The first case of “deferred profit” deals with the position where an individual’s remuneration has been deferred, whether pending the meeting of conditions or otherwise, and this is likely to catch arrangements which have been put in place to meet remuneration code requirements and the like. Much wider, however, are the “power to enjoy” provisions, as an individual will be deemed to have the power to enjoy the corporate’s profit share if the individual is a shareholder in the corporate or otherwise benefits from, is entitled to benefit from or may benefit from its profit share. Where these provisions are in point, the individual’s profit share is increased by an amount which it is reasonable to suppose is attributable either to the individual’s deferred profit or the individual’s power to enjoy. Note that no allocation of the corporate’s profit can be made to the extent that its profit represents an appropriate notional return on capital (which is to be calculated as treating the corporate’s capital contribution to the partnership as a loan and then calculating a reasonable rate of interest thereon) or such sum as represents the arms length consideration that the corporate would receive in respect of any services which it has provided to the partnership.

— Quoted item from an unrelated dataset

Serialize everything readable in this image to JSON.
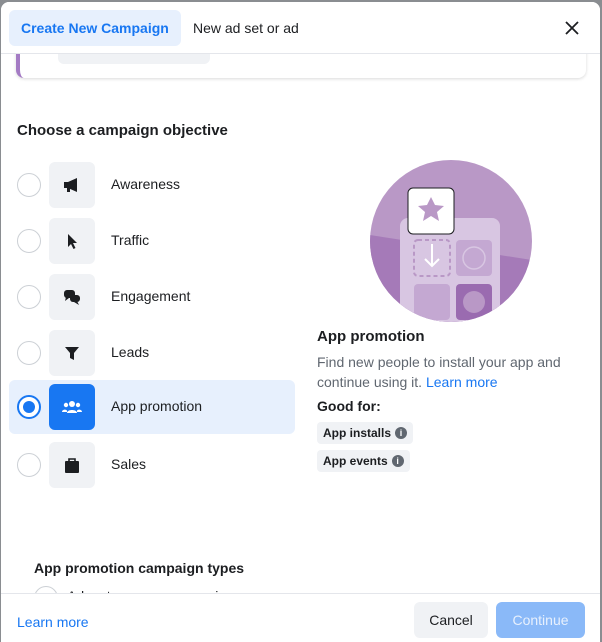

The legislation also includes provisions which will reallocate excessive profits to an individual who is not in fact a partner of the partnership, but where it is reasonable to suppose that the individual would have been a partner but for the new rules, and the whole or part of the corporate’s profit share is attributable to the individual’s power to enjoy the corporate’s profit share or to deferred profit arrangements.

The draft legislation will also deny certain income tax loss reliefs and capital gains relief for a loss allocated to an individual partner where the individual is party to arrangements, the main purpose of which or one of the main purposes of which, is to secure that some or all of the loss is allocated to the individual instead of a corporate member with a view to the individual obtaining relief.


Although the press release states that these provisions have immediate effect from 5 December 2013, the draft legislation would not appear to catch arrangements relating to an accounting period ended before 6th April 2014 and only apply to the accounting periods of partnerships beginning on or after 6th April 2014. However, in cases where a partnership has an accounting period which straddles 6th April 2014 that accounting period will be split into two, with the post 5th April 2014 part of that accounting period treated as a separate accounting period which will be subject to these new rules.


The draft legislation is, on its face, widely drafted and it is not entirely clear how widely it will be applied in practice. In particular, it is unclear to what extent an allowance will be made for profit of a corporate member that could be considered to be an “ownership” return which is properly due to the ultimate shareholders of the corporate member, particularly in circumstances where the shareholders are partly comprised of people who are not engaged in the business and partly of people who are. We certainly envisage that HMRC will look hard at any circumstances where “excess” profits are reinvested through the corporate member into the LLP.

Partnerships with year ends after 6th April 2014 may wish to close an accounting period before 6th April 2014 so as to preclude the application of the new rules for that period.